The report also explicitly pointed out that Arafat's wife Suha, who gave an emotional interview to Al-Jazeera on Tuesday, refused to let the doctors conduct a liver biopsy in his final days. It's not clear why.
Every senior Palestinian official interviewed in the investigation claimed that Israel poisoned Arafat. This claim requires special examination, of course, because of the political implications. Nevertheless, everyone we spoke to on the Israeli side has vehemently denied the accusations. Not with a smile, nor even with half of a smile. Everybody, without exception, claimed that this was complete nonsense.
With all these accusations, we must remember that in November 2004, there was no Israeli interest in killing Arafat. Abu Amar (Arafat), by the way, was isolated, weak, and in many ways, irrelevant. In addition, a former Israeli official emphasized that the Israeli government had promised the American administration not to turn him into a shaheed (martyr).
Toxicity tests conducted on Arafat in Paris brought up nothing. The report itself shows the results of blood tests taken from Etienne Louvet, sent to the toxicity lab of the Paris Police and the military hospital. Etienne Louvet was the code name that the doctors used whenever they send Arafat's blood tests, in order to keep the results of the tests secret.

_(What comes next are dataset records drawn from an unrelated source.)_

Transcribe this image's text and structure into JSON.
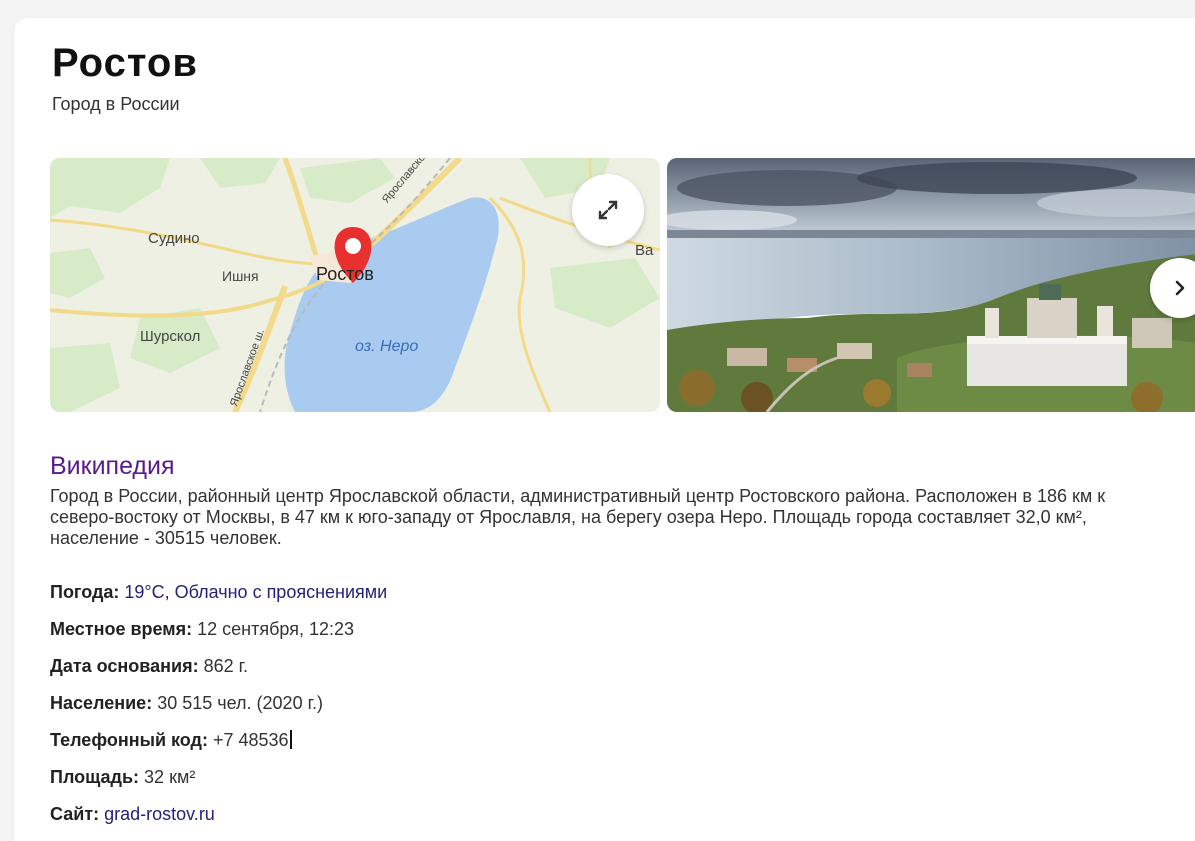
{
  "entity": {
    "title": "Ростов",
    "subtitle": "Город в России"
  },
  "map": {
    "labels": {
      "sudino": "Судино",
      "ishnya": "Ишня",
      "rostov": "Ростов",
      "shurskol": "Шурскол",
      "lake": "оз. Неро",
      "va": "Ва",
      "road_top": "Ярославское ш.",
      "road_bottom": "Ярославское ш."
    },
    "colors": {
      "land": "#eef0e4",
      "forest": "#d8ebc9",
      "water": "#a9cbf0",
      "road": "#f3d98a",
      "pin": "#e8312f"
    }
  },
  "photo": {
    "alt": "Ростов — вид сверху"
  },
  "wiki": {
    "link": "Википедия",
    "description": "Город в России, районный центр Ярославской области, административный центр Ростовского района. Расположен в 186 км к северо-востоку от Москвы, в 47 км к юго-западу от Ярославля, на берегу озера Неро. Площадь города составляет 32,0 км², население - 30515 человек."
  },
  "facts": [
    {
      "key": "Погода:",
      "value": " 19°C, Облачно с прояснениями",
      "link": true
    },
    {
      "key": "Местное время:",
      "value": " 12 сентября, 12:23",
      "link": false
    },
    {
      "key": "Дата основания:",
      "value": " 862 г.",
      "link": false
    },
    {
      "key": "Население:",
      "value": " 30 515 чел. (2020 г.)",
      "link": false
    },
    {
      "key": "Телефонный код:",
      "value": " +7 48536",
      "link": false
    },
    {
      "key": "Площадь:",
      "value": " 32 км²",
      "link": false
    },
    {
      "key": "Сайт:",
      "value": " grad-rostov.ru",
      "link": true
    }
  ]
}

The report mentions the names of the different poisons they tried to pinpoint (in order to find poison, it's necessary to look for it specifically) – but Polonium 210, the poison discovered in the Al-Jazeera investigation, wasn't on the list at the French lab.
Nevertheless, Arafat's relatives and associates claimed over and over again that he was poisoned, and that Israel had not hidden its intention of getting to him. And again – until today, eight years after his death – we had not succeeded in finding any evidence to back up that claim.
And then along comes the Al-Jazeera investigation presenting new evidence that the Polonium 210 poison was indeed found on Arafat's personal belongings from his last days alive.
Even the Swiss investigators admitted that in order to get to the incisive truth that Arafat died of radioactive poisoning, it would be necessary to carry outs tests on his body or on the earth covering him (Arafat is buried in Ramallah).
Suha Arafat has already demanded that the Palestinian Authority dig up the body - and the PA agreed on Wednesday to the request.